Among Suffolk's smaller towns, Sudbury is the biggest. Until the 19th century, it was the county's third largest town, but industrial development elsewhere has left it behind. It still seems bigger than the official population suggests, since it embraces Great Cornard, Long Melford and Chilton within its built-up area, and you can visit six fine medieval churches here without travelling through fields.
Three of these churches are in Sudbury itself, and Sudbury is the only town in Suffolk outside Ipswich and Bury where the town centre was divided up into separate parishes, a mark of the medieval prosperity of this place. All of them are substantial, all of them are interesting. All of them are over-restored, and as the mother church of Sudbury, St Gregory has suffered more than most.
All Saints lies to the south of the town, and St Peter is on the market place. Until the Reformation, it was a chapel of ease to St Gregory, before being given its own parish, until redundancy came calling in the 1970s. All Saints and St Peter both have wholly urban settings, hemmed in by shops and housing. But St Gregory's aspect has been revealed by the construction of the ring road, which necessitated demolition of many houses in Gregory Street and Croft Street. With the Croft, a large grassed area leading down to the River Stour, and Leonard Stoke's jewel-like 1890 Church of Our Lady and St John beside it, St Gregory has a lovely setting.
It looks grand from a distance. Close up, it is a large and rather battered old lady. The lower parts of some windows are bricked up, probably an attempt to conserve heat when the church was a preaching house, so that people could endure the long sermons without freezing. The same thing can be seen at Blythburgh. The tower has a stair turret rising above the battlements, in the approved Stour Valley manner. A bequest of 1446 left the money for its construction.
The best approach is from the south, along the line of Gregory Street. Once past the rather alarming war memorial, we enter the graveyard through an avenue leading to the great south porch, contemporary with its clerestory above. The shape is similar to nearby Glemsford, except that here the porch and south chapel are combined, built together. The chapel is flush with the southern entrance to the porch, unlike the same at Stonham Parva, where intruding buttresses reveal that they were built separately.
The chapel formerly contained the shrine of Our Lady of Sudbury; this has been restored recently, four centuries after its destruction, by the adjacent Catholic church. There seems to be a good relationship between these two churches, incidentally; on several occasions recently, St Gregory has been used by the Catholic congregation, who no longer fit into their own church.

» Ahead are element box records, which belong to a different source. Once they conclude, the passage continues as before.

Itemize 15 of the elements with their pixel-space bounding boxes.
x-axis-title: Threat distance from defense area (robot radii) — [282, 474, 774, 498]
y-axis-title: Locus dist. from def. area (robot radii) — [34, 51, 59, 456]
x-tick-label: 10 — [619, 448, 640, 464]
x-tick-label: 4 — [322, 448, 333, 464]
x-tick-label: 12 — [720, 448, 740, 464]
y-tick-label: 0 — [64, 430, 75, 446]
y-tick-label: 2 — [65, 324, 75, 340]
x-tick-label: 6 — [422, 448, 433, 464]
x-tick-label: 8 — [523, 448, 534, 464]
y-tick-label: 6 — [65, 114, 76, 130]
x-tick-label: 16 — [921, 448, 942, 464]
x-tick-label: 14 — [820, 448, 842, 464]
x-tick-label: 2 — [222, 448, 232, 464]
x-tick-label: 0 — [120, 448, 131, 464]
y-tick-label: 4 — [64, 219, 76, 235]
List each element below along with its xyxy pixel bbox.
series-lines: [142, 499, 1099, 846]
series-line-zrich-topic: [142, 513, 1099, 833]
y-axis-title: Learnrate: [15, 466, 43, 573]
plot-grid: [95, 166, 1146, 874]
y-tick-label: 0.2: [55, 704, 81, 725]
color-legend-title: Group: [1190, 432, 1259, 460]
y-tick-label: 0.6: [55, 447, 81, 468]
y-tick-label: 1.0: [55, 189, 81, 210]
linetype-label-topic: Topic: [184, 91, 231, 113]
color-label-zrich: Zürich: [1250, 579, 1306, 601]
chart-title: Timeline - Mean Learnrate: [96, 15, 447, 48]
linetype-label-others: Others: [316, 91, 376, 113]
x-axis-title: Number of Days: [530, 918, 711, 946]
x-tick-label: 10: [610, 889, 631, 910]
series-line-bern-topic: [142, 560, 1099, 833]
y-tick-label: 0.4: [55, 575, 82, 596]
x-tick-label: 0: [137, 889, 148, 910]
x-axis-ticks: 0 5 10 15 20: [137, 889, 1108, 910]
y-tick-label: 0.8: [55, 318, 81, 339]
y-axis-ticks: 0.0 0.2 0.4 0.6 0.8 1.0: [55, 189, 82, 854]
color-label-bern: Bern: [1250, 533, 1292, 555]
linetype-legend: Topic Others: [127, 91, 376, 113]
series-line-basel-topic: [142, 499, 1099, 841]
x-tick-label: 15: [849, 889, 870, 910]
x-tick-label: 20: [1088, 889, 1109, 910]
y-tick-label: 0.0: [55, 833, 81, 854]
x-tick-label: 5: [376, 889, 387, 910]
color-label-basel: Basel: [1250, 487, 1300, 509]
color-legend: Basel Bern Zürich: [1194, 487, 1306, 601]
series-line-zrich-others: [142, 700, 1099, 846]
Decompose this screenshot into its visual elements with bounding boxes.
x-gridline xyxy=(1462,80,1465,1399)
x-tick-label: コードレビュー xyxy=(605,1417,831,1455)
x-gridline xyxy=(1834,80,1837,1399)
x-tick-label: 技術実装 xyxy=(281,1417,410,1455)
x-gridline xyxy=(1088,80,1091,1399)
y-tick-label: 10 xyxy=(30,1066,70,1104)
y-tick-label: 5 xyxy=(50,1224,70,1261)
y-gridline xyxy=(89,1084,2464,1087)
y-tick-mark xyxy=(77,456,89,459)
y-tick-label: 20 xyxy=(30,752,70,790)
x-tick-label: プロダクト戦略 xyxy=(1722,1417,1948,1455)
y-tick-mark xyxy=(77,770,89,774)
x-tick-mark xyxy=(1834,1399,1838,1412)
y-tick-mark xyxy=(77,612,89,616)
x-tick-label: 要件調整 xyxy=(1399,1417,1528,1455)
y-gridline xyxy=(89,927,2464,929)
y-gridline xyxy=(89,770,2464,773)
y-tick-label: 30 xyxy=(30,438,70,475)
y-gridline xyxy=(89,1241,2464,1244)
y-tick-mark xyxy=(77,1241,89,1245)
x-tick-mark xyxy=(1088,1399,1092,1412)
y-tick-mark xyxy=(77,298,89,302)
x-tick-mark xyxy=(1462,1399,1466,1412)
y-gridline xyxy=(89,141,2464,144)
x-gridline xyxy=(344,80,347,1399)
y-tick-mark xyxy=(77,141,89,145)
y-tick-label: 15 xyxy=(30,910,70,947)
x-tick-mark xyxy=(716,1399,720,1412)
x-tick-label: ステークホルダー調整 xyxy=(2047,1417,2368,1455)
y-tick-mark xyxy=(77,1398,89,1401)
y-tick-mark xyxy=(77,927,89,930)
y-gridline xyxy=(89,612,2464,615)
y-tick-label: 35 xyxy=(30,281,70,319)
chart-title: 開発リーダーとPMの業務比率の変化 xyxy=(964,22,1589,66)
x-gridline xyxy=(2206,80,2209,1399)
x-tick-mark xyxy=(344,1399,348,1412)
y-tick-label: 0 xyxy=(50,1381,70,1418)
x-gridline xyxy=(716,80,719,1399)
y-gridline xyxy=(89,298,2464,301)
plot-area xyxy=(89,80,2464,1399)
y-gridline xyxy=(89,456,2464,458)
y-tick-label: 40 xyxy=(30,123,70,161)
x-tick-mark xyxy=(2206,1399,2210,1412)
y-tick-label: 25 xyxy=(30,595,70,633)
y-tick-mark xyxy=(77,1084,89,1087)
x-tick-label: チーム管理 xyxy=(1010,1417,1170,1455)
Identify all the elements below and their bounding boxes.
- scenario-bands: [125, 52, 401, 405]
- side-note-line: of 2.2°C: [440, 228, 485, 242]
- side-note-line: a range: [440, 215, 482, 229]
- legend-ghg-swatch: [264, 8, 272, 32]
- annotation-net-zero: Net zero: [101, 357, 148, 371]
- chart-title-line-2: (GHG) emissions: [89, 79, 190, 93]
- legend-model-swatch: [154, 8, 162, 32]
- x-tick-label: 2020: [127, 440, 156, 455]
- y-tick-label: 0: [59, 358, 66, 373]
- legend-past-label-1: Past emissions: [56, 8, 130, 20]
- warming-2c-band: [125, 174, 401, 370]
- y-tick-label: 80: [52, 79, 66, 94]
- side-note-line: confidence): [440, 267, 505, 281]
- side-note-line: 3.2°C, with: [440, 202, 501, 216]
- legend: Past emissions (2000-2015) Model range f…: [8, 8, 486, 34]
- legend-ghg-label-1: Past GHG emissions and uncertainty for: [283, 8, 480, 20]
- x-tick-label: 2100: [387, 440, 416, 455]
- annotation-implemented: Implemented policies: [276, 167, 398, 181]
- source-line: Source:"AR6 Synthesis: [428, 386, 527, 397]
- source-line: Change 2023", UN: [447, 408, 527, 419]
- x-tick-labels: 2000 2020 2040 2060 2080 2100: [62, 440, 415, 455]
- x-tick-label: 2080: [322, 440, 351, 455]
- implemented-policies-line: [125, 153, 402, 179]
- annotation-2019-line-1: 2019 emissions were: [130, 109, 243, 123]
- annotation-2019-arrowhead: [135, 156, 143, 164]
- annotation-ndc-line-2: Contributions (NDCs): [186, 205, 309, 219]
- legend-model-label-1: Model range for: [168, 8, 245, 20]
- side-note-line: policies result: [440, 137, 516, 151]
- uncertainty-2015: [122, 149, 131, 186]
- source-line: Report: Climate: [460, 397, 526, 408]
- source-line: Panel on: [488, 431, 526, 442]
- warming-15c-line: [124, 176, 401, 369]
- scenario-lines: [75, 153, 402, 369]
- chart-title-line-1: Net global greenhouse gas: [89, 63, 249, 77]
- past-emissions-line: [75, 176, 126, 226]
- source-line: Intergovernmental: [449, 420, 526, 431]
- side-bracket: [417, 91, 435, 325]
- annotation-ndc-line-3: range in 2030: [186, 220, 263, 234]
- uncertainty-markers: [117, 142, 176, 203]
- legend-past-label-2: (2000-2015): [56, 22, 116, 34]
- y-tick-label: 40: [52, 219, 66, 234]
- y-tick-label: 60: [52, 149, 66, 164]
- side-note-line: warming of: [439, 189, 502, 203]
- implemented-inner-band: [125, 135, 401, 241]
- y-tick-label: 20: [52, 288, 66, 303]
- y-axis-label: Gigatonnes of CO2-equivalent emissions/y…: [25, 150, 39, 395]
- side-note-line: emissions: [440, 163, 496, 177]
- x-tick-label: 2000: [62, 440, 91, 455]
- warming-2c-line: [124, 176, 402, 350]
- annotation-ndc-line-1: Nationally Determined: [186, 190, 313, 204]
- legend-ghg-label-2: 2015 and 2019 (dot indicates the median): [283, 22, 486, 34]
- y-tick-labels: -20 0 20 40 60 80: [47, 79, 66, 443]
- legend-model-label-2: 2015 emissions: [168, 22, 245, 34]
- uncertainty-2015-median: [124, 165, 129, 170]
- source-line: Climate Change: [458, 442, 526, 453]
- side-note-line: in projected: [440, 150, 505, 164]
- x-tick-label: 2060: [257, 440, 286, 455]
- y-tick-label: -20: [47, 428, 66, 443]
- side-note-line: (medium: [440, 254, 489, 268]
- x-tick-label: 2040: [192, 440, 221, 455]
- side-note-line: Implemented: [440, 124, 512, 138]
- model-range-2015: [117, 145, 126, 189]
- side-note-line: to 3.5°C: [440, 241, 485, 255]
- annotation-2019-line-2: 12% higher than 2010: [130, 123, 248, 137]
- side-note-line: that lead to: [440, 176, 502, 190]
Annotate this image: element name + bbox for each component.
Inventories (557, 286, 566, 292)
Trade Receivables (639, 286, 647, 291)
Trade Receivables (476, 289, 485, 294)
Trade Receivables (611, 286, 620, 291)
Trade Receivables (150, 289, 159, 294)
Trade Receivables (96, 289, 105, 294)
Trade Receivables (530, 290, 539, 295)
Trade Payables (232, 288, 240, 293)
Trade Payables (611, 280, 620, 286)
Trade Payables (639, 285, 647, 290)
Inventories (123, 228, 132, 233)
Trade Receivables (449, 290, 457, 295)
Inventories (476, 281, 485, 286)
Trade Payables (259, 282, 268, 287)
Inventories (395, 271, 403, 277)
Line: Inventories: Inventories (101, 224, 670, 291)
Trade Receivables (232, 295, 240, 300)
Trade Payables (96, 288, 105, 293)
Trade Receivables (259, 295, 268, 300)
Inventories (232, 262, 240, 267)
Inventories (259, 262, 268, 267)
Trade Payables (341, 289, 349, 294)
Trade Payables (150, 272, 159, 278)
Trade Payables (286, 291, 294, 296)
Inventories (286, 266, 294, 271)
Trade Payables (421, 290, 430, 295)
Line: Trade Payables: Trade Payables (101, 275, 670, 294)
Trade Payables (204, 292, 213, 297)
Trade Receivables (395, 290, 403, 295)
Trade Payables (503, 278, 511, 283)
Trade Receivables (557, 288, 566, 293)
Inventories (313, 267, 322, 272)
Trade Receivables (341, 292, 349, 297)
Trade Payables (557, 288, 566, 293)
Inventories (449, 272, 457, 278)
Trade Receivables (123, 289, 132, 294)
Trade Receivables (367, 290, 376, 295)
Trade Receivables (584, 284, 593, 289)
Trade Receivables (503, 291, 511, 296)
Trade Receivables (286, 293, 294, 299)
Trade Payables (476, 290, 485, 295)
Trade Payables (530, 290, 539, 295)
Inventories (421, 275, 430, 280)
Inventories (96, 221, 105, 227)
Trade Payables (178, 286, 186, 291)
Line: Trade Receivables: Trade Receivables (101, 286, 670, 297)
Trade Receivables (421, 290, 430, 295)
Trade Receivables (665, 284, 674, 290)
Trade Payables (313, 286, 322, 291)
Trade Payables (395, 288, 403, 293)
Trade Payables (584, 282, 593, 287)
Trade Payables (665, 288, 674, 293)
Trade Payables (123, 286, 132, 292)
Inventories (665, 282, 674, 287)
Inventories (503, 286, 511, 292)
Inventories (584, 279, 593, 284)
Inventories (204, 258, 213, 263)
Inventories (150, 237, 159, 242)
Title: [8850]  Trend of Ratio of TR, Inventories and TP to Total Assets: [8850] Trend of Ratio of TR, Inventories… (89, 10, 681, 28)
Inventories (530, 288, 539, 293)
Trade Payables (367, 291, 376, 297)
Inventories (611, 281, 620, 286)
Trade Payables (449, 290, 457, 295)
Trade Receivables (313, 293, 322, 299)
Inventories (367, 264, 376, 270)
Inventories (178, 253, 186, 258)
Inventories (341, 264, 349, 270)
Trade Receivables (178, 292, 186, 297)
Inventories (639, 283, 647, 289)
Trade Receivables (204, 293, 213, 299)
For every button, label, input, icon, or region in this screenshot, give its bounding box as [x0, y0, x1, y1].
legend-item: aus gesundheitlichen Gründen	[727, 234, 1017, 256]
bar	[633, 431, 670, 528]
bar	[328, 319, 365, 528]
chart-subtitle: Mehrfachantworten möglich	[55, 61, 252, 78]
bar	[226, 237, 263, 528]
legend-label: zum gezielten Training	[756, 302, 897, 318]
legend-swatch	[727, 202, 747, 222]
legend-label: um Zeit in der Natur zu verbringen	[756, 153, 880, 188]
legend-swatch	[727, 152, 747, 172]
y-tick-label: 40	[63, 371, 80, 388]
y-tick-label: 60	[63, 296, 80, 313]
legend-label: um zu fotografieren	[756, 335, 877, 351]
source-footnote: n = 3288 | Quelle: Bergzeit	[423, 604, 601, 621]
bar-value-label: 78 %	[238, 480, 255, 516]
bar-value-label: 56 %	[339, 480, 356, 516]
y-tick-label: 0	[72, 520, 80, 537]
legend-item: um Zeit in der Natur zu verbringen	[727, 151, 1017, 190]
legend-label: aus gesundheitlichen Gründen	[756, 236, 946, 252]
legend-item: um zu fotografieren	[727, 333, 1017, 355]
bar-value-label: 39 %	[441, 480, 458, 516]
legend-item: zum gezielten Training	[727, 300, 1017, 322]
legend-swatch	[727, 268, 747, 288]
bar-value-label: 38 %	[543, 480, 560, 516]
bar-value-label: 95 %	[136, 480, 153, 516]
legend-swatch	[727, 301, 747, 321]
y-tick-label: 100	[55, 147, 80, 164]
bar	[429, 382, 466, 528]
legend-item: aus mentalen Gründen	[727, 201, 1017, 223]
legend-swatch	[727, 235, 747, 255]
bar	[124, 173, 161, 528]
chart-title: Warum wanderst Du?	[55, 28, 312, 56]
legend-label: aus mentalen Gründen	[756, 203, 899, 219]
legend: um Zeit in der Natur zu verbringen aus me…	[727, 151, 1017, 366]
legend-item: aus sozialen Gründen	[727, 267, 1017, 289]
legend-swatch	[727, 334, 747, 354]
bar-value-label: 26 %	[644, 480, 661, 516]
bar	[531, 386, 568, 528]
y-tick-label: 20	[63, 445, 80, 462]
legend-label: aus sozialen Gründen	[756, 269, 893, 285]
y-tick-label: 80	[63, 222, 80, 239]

This is perhaps the grandest entrance to any Suffolk church, and you step into an interior which is rather pleasingly shabby; one is so used to Stour Valley Perpendicular being trim and shipshape, but here the patina of age survives, as well as a sense of continuity of use. Directly ahead of you is the magnificent font cover, much recoloured, and with its statues replaced. If those at Ufford and Southwold did not exist, it would seem grander. The 19th century restoration here was under the great William Butterfield, his best work in the county. There is a fine sequence of late 19th and early 20th century Saints in the nave windows, which are imposing without being overwhelming.